I don’t know HOW I know. I just KNOW.

That’s your intuition, or your soul speaking to you. When it doesn’t come from a logical thought or idea, but it’s just a deep knowing–always trust it, even if it seems illogical or downright terrifying. It’s a higher calling, and there’s a reason for it.

It had been incredibly stressful at work and was getting worse. Not just because of my work buddies who were laid off after the buyout (check out that story here–I mean, you know, if you want), but there were many things that have compiled over time, making it nearly impossible for me to stick around.

I am a very motivated, driven person, and I usually laugh through stressful situations.
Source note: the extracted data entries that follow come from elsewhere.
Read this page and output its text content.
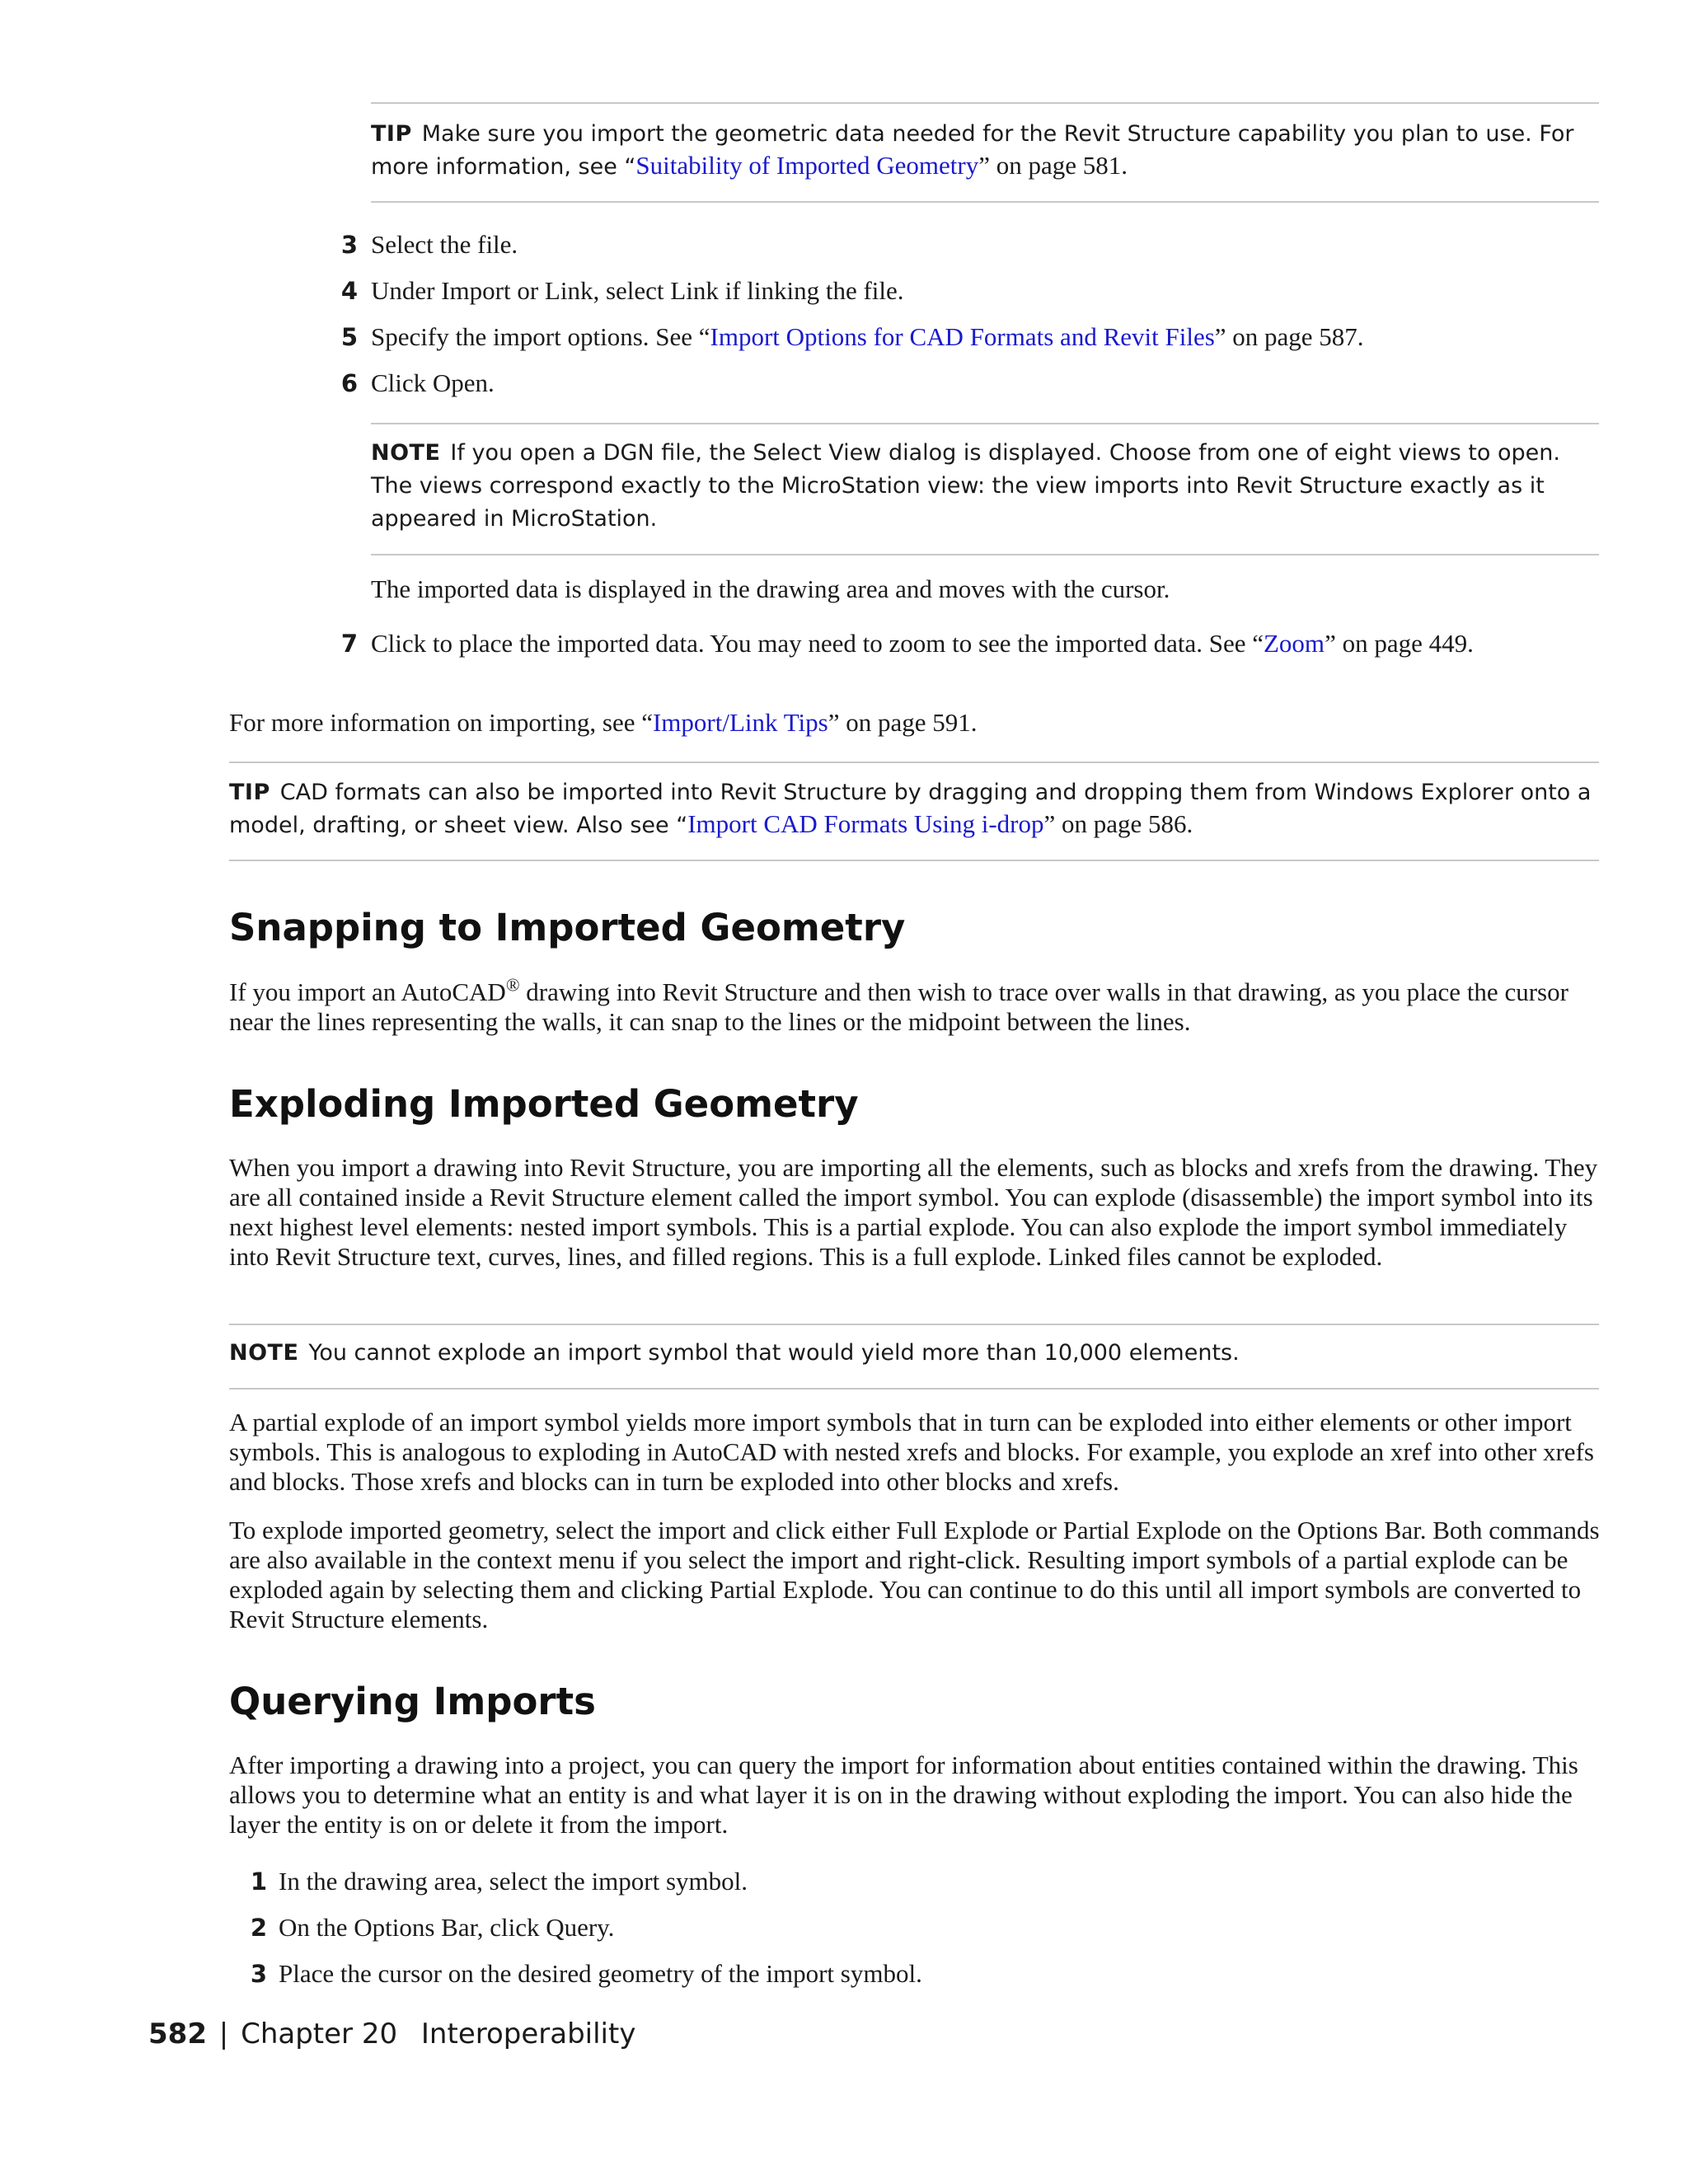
TIP Make sure you import the geometric data needed for the Revit Structure capability you plan to use. For more information, see “Suitability of Imported Geometry” on page 581.

3 Select the file.

4 Under Import or Link, select Link if linking the file.

5 Specify the import options. See “Import Options for CAD Formats and Revit Files” on page 587.

6 Click Open.

NOTE If you open a DGN file, the Select View dialog is displayed. Choose from one of eight views to open. The views correspond exactly to the MicroStation view: the view imports into Revit Structure exactly as it appeared in MicroStation.

The imported data is displayed in the drawing area and moves with the cursor.

7 Click to place the imported data. You may need to zoom to see the imported data. See “Zoom” on page 449.

For more information on importing, see “Import/Link Tips” on page 591.

TIP CAD formats can also be imported into Revit Structure by dragging and dropping them from Windows Explorer onto a model, drafting, or sheet view. Also see “Import CAD Formats Using i-drop” on page 586.

Snapping to Imported Geometry

If you import an AutoCAD® drawing into Revit Structure and then wish to trace over walls in that drawing, as you place the cursor near the lines representing the walls, it can snap to the lines or the midpoint between the lines.

Exploding Imported Geometry

When you import a drawing into Revit Structure, you are importing all the elements, such as blocks and xrefs from the drawing. They are all contained inside a Revit Structure element called the import symbol. You can explode (disassemble) the import symbol into its next highest level elements: nested import symbols. This is a partial explode. You can also explode the import symbol immediately into Revit Structure text, curves, lines, and filled regions. This is a full explode. Linked files cannot be exploded.

NOTE You cannot explode an import symbol that would yield more than 10,000 elements.

A partial explode of an import symbol yields more import symbols that in turn can be exploded into either elements or other import symbols. This is analogous to exploding in AutoCAD with nested xrefs and blocks. For example, you explode an xref into other xrefs and blocks. Those xrefs and blocks can in turn be exploded into other blocks and xrefs.

To explode imported geometry, select the import and click either Full Explode or Partial Explode on the Options Bar. Both commands are also available in the context menu if you select the import and right-click. Resulting import symbols of a partial explode can be exploded again by selecting them and clicking Partial Explode. You can continue to do this until all import symbols are converted to Revit Structure elements.

Querying Imports

After importing a drawing into a project, you can query the import for information about entities contained within the drawing. This allows you to determine what an entity is and what layer it is on in the drawing without exploding the import. You can also hide the layer the entity is on or delete it from the import.

1 In the drawing area, select the import symbol.

2 On the Options Bar, click Query.

3 Place the cursor on the desired geometry of the import symbol.

582 | Chapter 20 Interoperability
Which admittedly sometimes makes things awkward for others, but I digress. This time though, I completely shut down. I couldn’t get any work done.

Literally nothing.

I would just sit and stare at my computer screen, get up and walk around, start crying because I didn’t know what was happening to me, and then sit back down and stare at my screen again.

Straight up awful and unfulfilling af. Nothing I tried could get me to snap out of it–my brain just would.not.work.

Multiple times a day, “surrender” messages were blasted in my face. Songs, memes, conversations with others. All day, everywhere.

I AM surrendering! I’m accepting what is, as sucky as it may be, and going with the flow!

I was flowing, dang it…or so I thought.

What I came to realize, however, is that I was wearing myself out, trying to fight to stay in what used to be my “comfort zone”, not letting go of something that was apparently no longer meant for me.

This was actually creating resistance against the flow.

Once I finally gave in, truly surrendered, and spoke my truth, I felt a metaphorical and literal weight lifted off my inner being, which created that euphoric feeling that I described above.

Pure fucking bliss.

Don’t get me wrong, this entire situation has been incredibly heartbreaking for me, and I love my coworkers and will miss them so much. But I was unfulfilled with my work and was really starting to lose myself, and I refuse to stay in soul-sucking situations where I feel I’m no longer meant to be.

If you’re ever in a situation where you have to fight and fight and fight for it to work out, perhaps it’s just not meant to work out, at least not right now, and the Universe is making you so damn uncomfortable, forcing you to do nothing else but let go and surrender to the guidance down a new path.

Not everything that was once meant for you will always be meant for you, as heartbreaking and scary as it can be to accept.

You truly do have to breathe out all the stale shit before you can make room for all the fresh, new, good shit. Even if you have no freaking clue what that new shit is, if it comes from a higher calling, it’s always gonna be better than that stale shit. Breathe it out and let it go.

You guys, yes, I am a tiny bit anxious here. But I’m mostly pumped as hell to see what the Universe has in store for me next.